There are two competing principles at play here:
- a) if you can’t get your reader interested, your chart or analysis is wasted.
- b) if you use too many colors, the reader will leave with little or no understanding.
So what should one do?
Use minimum amounts of color to make your chart appealing as well as to differentiate the data points. Often, you can use colors to highlight a trend or data point. If you need to rely on multiple colors to differentiate your data points, you should redesign your chart. A confusing chart is a sign of minimal time invested by its designer.
Let’s see a couple of examples.
We want to compare the fundraising of two fiscal years by subject. Here’s one approach with the data grouped by fiscal years and each subject gets its own color.
Now, this chart isn’t bad and does its job. But think of the steps you have taken to decode the chart:
- first look at the color of a subject
- find the same color in both fiscal years
- go back to the legend
- and repeat
The reader spends more time decoding than walking away with something useful.

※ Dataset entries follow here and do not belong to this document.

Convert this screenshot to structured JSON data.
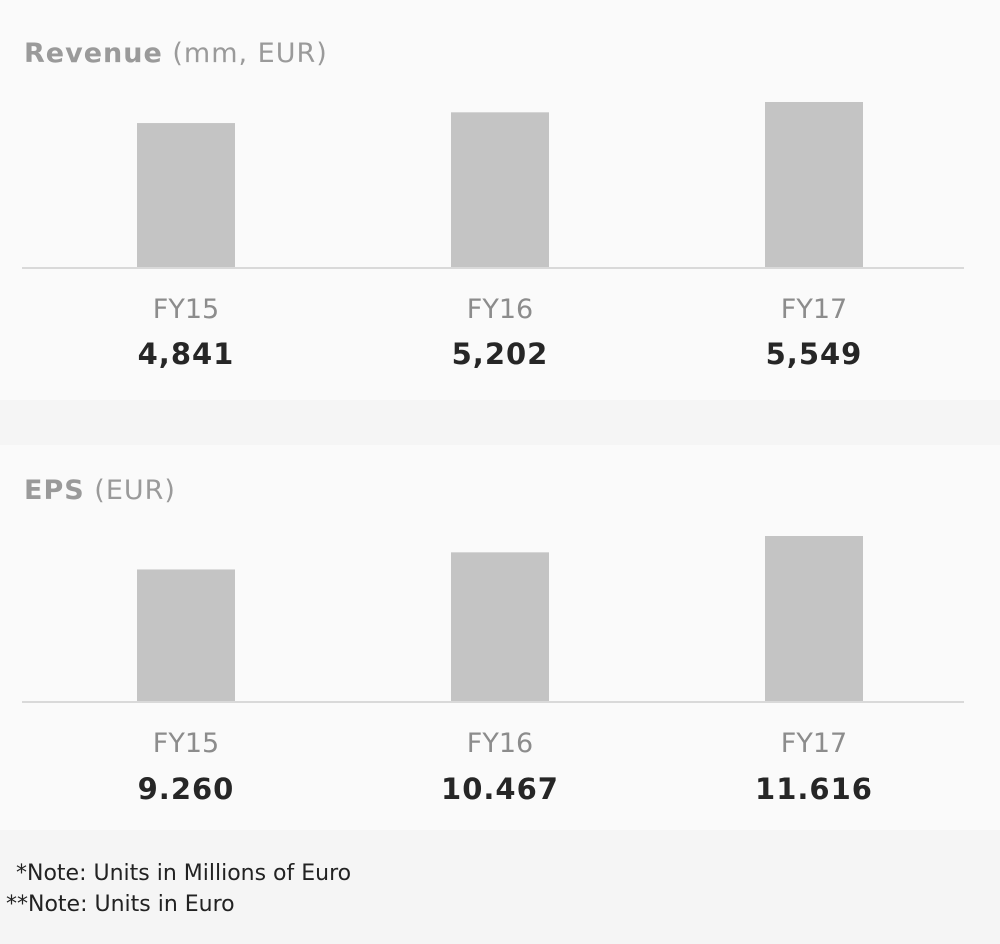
{
  "revenue_panel": {
    "title_main": "Revenue",
    "title_unit": "(mm, EUR)"
  },
  "eps_panel": {
    "title_main": "EPS",
    "title_unit": "(EUR)"
  },
  "chart_data": [
    {
      "type": "bar",
      "title": "Revenue (mm, EUR)",
      "categories": [
        "FY15",
        "FY16",
        "FY17"
      ],
      "values": [
        4841,
        5202,
        5549
      ],
      "value_labels": [
        "4,841",
        "5,202",
        "5,549"
      ],
      "color": "#c4c4c4",
      "baseline_color": "#d9d9d9"
    },
    {
      "type": "bar",
      "title": "EPS (EUR)",
      "categories": [
        "FY15",
        "FY16",
        "FY17"
      ],
      "values": [
        9.26,
        10.467,
        11.616
      ],
      "value_labels": [
        "9.260",
        "10.467",
        "11.616"
      ],
      "color": "#c4c4c4",
      "baseline_color": "#d9d9d9"
    }
  ],
  "notes": {
    "note1": "*Note: Units in Millions of Euro",
    "note2": "**Note: Units in Euro"
  }
}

Again, this may serve a purpose if you want to compare subjects within a year, but if your objective was to compare a subject’s performance, take a look at this graph:
As a reader, you just need to remember one thing that the darker color is the latest fiscal year and the lighter color is the previous fiscal year. You can also compare the subject’s performance easily. You can even delete the legend by adding a caption with other information. Plus, this is printer friendly!